This Week In Veloren 85

5 minute read14 September 2020

Authored by AngelOnFira

This week, we have a new art blog by @Pfau. @xMAC94x goes into detail on how we measure networking statistics.

- AngelOnFira, TWiV Editor

Contributor Work

Thanks to this week's contributors, @xMAC94, @Sharp, @tylerlowrey, @Imbris, @Slipped, @TheThirdSpartan, and @mttmartin42!

@Pfau is back at the Veloren art blogs! You can check out No. 7 here. @Capucho is still trudging through the magic that in WGPU. @Awkor has been doing work on an inventory autosort proof of concept. @James is Working on new hotbar skill for the axe and a new m2 for the hammer (moving current m2 to the hotbar). @Sam is working on a sword overhaul.

@Songtronix wrote a discord bot (@Veloren) to control his testing server. It includes:

Switching branches easily
Querying the status of the server (updating, compiling) at any time
Downloading the database
Viewing server settings

*Retouch of a repeating crossbow by @AlbinoAxolotl*

Improved Server Metrics To Improve Server Performance by @xMAC94x

The first step of optimizing Veloren's server code is to know what runs the slowest. If we were to optimize less impactful areas, they wouldn't impact the end-user as much. We are using Prometheus metrics to gather data in real-time from our main server.

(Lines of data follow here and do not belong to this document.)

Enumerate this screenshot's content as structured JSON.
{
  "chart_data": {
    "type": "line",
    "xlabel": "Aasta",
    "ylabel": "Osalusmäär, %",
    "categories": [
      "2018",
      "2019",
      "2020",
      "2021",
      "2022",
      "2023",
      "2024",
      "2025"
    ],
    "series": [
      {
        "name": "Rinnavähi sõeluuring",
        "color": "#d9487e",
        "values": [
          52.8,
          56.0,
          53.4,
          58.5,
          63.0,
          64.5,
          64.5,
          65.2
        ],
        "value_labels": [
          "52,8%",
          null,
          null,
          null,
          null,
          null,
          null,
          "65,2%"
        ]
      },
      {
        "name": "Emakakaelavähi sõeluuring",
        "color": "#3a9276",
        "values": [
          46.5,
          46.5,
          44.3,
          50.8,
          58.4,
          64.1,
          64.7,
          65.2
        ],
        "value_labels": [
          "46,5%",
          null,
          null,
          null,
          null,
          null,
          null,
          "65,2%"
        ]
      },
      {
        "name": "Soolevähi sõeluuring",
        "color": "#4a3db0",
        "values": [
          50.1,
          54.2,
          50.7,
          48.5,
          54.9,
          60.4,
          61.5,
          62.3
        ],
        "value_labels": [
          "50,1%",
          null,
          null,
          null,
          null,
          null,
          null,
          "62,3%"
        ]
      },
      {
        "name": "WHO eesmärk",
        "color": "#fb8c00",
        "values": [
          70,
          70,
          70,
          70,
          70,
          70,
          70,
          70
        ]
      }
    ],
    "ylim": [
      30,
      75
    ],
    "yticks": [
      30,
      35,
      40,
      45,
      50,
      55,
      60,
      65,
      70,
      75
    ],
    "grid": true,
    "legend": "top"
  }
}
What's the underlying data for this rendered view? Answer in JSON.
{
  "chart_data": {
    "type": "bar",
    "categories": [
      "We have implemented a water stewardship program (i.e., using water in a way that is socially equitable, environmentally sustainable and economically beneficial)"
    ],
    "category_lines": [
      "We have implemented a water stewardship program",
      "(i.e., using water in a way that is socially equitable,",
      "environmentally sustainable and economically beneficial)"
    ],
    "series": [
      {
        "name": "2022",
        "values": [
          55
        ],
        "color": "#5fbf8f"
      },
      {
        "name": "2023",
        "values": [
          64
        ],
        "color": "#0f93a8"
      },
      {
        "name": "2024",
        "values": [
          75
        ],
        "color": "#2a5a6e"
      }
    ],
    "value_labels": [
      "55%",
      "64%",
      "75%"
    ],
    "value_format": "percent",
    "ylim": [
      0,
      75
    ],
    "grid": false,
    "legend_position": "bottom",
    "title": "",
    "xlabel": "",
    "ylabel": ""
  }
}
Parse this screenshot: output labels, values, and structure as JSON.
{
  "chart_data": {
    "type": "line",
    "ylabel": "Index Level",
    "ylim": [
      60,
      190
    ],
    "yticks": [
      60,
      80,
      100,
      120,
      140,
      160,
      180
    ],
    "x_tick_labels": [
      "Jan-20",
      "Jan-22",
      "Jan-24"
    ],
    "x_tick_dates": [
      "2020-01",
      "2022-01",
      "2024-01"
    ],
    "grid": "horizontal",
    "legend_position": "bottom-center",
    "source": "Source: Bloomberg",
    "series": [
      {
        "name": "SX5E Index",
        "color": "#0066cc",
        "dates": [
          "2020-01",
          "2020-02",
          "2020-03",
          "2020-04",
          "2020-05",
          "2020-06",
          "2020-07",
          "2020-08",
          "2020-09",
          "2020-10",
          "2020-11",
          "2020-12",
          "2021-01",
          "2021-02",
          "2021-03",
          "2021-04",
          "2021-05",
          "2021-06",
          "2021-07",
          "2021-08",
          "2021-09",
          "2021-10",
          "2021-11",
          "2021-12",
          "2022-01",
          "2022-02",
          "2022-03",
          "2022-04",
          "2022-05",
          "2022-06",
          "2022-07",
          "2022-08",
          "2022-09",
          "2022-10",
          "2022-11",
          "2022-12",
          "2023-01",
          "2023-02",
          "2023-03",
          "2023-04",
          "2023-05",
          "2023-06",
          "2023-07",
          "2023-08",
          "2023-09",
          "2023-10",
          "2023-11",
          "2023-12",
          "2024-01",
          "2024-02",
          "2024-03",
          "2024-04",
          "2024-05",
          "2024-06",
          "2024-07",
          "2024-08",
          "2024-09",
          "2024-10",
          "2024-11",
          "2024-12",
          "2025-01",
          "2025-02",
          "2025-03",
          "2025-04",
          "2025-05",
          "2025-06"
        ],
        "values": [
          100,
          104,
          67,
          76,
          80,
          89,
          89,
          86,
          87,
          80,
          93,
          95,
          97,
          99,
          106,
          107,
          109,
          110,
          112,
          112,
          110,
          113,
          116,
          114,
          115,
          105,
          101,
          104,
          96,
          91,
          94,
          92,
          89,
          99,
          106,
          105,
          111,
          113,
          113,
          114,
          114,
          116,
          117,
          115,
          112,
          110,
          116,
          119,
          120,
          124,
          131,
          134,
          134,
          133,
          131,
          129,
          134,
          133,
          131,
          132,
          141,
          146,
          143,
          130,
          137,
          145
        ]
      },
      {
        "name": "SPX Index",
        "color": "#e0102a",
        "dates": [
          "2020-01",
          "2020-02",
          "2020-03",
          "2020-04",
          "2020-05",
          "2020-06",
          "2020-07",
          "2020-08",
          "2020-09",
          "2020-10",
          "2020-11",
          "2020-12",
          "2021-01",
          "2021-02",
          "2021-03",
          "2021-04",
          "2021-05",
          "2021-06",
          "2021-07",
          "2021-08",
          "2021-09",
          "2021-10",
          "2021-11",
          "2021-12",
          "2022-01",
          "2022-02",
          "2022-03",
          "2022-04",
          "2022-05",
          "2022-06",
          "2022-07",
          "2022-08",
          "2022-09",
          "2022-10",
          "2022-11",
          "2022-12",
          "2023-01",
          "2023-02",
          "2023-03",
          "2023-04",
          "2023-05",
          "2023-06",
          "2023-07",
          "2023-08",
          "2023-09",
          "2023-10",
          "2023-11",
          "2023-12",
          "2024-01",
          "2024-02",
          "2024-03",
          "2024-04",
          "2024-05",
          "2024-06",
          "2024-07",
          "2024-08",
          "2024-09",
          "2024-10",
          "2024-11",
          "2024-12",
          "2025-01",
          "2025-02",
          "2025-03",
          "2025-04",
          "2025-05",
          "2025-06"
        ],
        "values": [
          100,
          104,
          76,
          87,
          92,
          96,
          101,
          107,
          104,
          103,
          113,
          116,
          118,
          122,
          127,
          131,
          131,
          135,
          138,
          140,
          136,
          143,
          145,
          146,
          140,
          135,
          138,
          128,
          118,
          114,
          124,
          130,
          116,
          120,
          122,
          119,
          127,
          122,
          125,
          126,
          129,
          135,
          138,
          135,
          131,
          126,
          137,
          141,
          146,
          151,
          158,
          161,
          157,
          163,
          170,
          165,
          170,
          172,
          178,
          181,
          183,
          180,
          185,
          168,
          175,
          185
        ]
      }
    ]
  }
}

With some recent additions, we are now able to get the following metrics:

Chunks requested from the server: every time a client asks for a chunk we will see how the server reacts. We can see if it need to compute the chunk or if it can just send a chunk which is already loaded because another player is already there.
Chunk generation: when a chunk needs to be generated it is queued. This metrics will help us to see if this queue is getting bigger over time or if it remains at a healthy size.
Active players: players online is now split into players connected and disconnected. This makes it easy to detect single events and even lets us detect when a client joins in the same time other leaves. The online players will be calculated with the difference. For disconnect, we now also track the event (i.e. Gracefully Close, Timeout, Network error). Though currently, under some conditions a network error is thrown for what is actually a graceful close.
State timings: Even deeper look at our engine's State timings. Before we only had a total time for our entire state. Now we can get the state timings based on each subsystem. It shows that physics likely needs the next optimisation.

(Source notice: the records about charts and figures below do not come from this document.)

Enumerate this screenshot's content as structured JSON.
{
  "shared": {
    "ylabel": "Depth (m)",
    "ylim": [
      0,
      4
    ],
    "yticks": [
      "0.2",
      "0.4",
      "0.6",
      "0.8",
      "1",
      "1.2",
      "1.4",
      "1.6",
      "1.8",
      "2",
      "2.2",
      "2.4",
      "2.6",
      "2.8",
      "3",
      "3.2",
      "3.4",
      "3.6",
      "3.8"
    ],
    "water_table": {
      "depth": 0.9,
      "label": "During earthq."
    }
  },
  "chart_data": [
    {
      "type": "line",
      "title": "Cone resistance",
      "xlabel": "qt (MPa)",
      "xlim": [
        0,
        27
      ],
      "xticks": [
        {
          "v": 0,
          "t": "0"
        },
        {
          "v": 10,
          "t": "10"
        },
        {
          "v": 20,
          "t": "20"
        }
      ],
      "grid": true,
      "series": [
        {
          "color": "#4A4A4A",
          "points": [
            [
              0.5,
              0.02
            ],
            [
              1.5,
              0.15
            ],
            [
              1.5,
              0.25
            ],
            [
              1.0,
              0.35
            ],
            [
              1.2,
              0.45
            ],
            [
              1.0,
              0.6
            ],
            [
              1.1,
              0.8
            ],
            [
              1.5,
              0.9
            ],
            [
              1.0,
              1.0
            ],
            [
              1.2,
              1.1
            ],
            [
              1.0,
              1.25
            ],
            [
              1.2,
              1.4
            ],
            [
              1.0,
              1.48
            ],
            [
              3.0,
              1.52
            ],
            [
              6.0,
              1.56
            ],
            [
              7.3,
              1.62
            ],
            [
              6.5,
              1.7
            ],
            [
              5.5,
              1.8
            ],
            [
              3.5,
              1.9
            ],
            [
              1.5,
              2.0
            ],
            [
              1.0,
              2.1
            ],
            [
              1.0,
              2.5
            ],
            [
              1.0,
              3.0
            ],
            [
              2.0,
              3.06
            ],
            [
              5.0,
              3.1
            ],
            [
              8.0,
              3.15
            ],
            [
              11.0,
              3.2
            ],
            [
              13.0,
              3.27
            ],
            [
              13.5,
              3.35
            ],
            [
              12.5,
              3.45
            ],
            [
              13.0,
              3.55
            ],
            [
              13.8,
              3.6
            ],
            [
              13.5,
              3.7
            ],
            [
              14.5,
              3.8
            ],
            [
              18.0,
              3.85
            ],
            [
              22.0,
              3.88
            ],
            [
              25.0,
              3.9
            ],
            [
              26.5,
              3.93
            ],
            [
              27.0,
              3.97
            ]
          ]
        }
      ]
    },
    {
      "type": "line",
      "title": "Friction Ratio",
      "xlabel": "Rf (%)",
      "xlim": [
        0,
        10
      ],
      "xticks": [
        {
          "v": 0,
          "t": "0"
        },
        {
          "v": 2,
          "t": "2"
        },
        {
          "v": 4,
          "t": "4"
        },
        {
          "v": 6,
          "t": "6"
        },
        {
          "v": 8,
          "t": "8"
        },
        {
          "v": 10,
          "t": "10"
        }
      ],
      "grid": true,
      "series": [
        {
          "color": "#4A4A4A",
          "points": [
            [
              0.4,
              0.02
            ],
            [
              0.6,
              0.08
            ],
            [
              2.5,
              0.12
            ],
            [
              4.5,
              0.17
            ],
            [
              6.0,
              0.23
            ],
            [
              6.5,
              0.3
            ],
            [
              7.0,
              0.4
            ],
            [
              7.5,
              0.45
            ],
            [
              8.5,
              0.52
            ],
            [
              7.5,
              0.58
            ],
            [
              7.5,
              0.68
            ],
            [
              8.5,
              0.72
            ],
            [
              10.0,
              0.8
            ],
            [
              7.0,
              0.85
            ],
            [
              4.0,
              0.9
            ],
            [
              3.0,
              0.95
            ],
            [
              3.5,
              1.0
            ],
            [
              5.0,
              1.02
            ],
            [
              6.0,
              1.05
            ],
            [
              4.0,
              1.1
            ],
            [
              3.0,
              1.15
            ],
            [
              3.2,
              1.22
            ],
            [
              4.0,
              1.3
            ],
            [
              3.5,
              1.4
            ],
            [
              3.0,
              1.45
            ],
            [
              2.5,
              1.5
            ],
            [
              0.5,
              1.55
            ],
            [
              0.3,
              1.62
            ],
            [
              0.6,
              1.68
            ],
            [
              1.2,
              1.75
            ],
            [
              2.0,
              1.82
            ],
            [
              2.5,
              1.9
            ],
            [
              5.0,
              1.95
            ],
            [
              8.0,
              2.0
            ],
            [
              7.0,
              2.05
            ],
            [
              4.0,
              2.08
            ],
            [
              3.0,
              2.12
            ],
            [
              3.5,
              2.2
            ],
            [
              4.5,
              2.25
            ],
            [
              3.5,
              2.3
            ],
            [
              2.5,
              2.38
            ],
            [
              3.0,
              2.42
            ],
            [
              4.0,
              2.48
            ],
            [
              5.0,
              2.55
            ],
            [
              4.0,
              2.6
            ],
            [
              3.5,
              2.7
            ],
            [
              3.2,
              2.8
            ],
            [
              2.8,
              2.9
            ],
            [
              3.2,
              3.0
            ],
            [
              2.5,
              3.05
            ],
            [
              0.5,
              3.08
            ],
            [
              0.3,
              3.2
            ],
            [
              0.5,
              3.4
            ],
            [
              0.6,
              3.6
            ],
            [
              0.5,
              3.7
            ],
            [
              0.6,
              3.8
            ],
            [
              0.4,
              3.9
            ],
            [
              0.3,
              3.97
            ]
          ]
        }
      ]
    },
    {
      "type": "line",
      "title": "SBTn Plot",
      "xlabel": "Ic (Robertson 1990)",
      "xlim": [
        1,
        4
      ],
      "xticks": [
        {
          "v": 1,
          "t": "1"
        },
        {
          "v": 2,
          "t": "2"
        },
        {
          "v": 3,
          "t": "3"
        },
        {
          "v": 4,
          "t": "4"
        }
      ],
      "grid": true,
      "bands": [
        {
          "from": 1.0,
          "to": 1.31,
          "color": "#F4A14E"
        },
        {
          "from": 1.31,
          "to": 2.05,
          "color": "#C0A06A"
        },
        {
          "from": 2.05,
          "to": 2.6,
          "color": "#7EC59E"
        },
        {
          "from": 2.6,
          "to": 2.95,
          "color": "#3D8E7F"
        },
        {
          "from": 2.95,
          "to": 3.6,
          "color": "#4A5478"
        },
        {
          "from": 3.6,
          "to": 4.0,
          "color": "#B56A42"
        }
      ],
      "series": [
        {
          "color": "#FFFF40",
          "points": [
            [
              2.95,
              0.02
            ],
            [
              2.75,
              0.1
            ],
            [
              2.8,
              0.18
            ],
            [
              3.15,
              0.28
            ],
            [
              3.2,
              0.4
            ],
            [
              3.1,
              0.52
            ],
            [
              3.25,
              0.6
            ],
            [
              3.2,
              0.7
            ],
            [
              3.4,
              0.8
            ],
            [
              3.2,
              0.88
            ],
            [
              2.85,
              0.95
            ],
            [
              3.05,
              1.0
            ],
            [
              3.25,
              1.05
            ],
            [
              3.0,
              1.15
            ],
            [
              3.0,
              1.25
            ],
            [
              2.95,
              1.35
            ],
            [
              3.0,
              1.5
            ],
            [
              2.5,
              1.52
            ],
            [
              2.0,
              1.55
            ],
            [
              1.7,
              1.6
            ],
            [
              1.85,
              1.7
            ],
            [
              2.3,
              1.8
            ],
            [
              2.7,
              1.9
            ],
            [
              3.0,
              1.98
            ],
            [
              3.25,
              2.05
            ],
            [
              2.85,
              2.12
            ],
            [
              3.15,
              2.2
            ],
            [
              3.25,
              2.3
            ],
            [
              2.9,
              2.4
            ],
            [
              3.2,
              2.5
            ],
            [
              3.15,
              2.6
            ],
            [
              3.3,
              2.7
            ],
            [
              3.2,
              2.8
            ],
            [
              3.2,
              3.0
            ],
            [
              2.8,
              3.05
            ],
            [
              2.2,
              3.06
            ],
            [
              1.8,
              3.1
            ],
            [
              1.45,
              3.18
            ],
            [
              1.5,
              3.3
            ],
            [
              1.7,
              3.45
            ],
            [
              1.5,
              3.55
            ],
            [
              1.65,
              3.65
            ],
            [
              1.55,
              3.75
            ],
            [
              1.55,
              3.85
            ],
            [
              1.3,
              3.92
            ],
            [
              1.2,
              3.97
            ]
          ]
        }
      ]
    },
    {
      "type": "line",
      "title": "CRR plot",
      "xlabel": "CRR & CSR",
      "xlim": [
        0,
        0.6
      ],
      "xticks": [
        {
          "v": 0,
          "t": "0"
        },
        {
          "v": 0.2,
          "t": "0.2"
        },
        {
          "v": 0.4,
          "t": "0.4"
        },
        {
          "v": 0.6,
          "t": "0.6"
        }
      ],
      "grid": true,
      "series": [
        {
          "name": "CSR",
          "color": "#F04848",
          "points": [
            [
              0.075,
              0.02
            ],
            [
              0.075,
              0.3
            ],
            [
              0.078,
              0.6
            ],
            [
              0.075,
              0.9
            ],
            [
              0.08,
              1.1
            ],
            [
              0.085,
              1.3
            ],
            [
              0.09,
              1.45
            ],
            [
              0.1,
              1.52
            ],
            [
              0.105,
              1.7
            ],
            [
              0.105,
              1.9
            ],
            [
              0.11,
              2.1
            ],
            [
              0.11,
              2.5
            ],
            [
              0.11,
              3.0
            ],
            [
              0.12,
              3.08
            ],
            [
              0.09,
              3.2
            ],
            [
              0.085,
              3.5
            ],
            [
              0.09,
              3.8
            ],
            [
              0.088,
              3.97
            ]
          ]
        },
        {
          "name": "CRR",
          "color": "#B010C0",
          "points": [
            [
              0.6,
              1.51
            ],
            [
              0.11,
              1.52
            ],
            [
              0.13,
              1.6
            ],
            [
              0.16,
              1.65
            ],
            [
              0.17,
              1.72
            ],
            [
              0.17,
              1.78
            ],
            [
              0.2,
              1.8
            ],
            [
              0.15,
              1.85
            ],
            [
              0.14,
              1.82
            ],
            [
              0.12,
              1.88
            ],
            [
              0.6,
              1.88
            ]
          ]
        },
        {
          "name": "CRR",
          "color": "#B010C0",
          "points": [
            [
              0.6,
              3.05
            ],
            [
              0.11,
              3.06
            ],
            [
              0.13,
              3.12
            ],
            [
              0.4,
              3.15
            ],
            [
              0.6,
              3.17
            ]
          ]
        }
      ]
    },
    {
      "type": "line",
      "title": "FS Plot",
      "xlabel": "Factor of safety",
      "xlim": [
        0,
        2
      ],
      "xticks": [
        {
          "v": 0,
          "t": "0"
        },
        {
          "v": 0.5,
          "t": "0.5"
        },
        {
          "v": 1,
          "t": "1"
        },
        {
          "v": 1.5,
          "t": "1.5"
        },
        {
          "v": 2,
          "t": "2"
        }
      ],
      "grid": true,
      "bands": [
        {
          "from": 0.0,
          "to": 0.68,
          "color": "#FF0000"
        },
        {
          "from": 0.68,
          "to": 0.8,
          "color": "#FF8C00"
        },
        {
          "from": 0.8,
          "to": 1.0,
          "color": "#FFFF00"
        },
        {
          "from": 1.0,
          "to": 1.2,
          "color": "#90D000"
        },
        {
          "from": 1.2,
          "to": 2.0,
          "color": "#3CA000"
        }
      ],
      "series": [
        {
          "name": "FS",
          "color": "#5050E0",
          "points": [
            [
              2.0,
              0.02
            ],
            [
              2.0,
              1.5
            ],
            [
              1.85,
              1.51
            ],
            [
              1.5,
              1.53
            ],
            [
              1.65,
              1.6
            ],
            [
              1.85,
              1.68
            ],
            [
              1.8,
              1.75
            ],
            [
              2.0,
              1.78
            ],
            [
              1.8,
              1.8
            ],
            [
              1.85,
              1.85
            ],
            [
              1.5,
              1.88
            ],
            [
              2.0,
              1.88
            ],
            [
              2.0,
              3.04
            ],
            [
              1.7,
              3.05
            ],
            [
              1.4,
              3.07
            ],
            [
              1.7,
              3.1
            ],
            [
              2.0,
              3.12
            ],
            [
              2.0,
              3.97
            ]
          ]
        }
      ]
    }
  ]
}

Theory Of Continuous Prometheus Metrics

Metrics are generated every tick, but are actually only polled by the Prometheus server every 2 seconds. This means we only get a metric for every 60th tick. There are now multiple ways to handle this, especially in relation to timing data. Until now, we have always exported the last tick's timing. This meant we got 100% accurate timings on 1 out of 60 ticks, and no timing information on the remaining 59 ticks. We just had to assume that all the other 59 ticks are probably the same as this one tick. But we have no way of knowing if the tick we received was part of the 95th percentile, meaning much faster or slower than the rest. This information is important, as super slow ticks are the ones that cause lag.

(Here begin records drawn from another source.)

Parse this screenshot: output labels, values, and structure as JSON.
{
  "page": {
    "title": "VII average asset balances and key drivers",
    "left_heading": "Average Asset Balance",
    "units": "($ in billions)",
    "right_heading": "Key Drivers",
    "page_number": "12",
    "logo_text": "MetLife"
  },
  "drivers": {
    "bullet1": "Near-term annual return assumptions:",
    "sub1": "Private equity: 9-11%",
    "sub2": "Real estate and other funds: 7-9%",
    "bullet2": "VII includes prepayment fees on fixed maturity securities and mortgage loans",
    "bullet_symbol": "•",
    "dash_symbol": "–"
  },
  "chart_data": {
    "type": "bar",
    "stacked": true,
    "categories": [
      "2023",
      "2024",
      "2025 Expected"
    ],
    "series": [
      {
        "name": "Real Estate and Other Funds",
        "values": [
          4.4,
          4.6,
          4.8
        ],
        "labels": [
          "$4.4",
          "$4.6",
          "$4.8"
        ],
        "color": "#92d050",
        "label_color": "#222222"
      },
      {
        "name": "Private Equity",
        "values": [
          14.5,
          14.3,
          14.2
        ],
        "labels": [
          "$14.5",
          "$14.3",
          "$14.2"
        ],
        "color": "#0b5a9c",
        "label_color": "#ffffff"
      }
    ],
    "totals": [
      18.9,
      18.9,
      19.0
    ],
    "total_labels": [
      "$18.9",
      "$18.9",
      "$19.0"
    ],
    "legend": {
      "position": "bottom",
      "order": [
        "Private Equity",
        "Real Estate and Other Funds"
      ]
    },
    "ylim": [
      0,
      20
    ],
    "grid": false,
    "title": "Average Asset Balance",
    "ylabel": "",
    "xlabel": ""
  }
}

Another way to tackle this problem is by summing up the timings. We can still poll the data every 2 seconds (60 ticks). So we get the total time spend for our all of these ticks, but aggregated together. However, just take the average and assume each tick was just 1/60 of that value. Or if there is a slow tick and 59 fast ticks, there is no way of knowing.

*A Steppesman's recurve bow by @AlbinoAxolotl*

For this case, Prometheus has histograms. They provide buckets for different time ranges, lets say <1ms, 1-5ms, 5-10ms, >10ms. With Histograms, each tick will increase a number in its corresponding bucket. So if we have a super fast tick, it will increase the number in the <1ms bucket. if we have a super slow tick we increase the number in >10ms. We will be using a combination of BOTH. summing up all ticks AND histograms in the future to detect the average time we spend in a certain part of our code as well as make sure, that we don't have any spikes causing lags.

Altogether, these new techniques will allow us to get much better telemetry about the outliers. Often it's hard to make networking work well purely from what seems to be best in theory. Veloren's application is unique in many ways, and so we will have to keep striving to analyze how it runs from the data.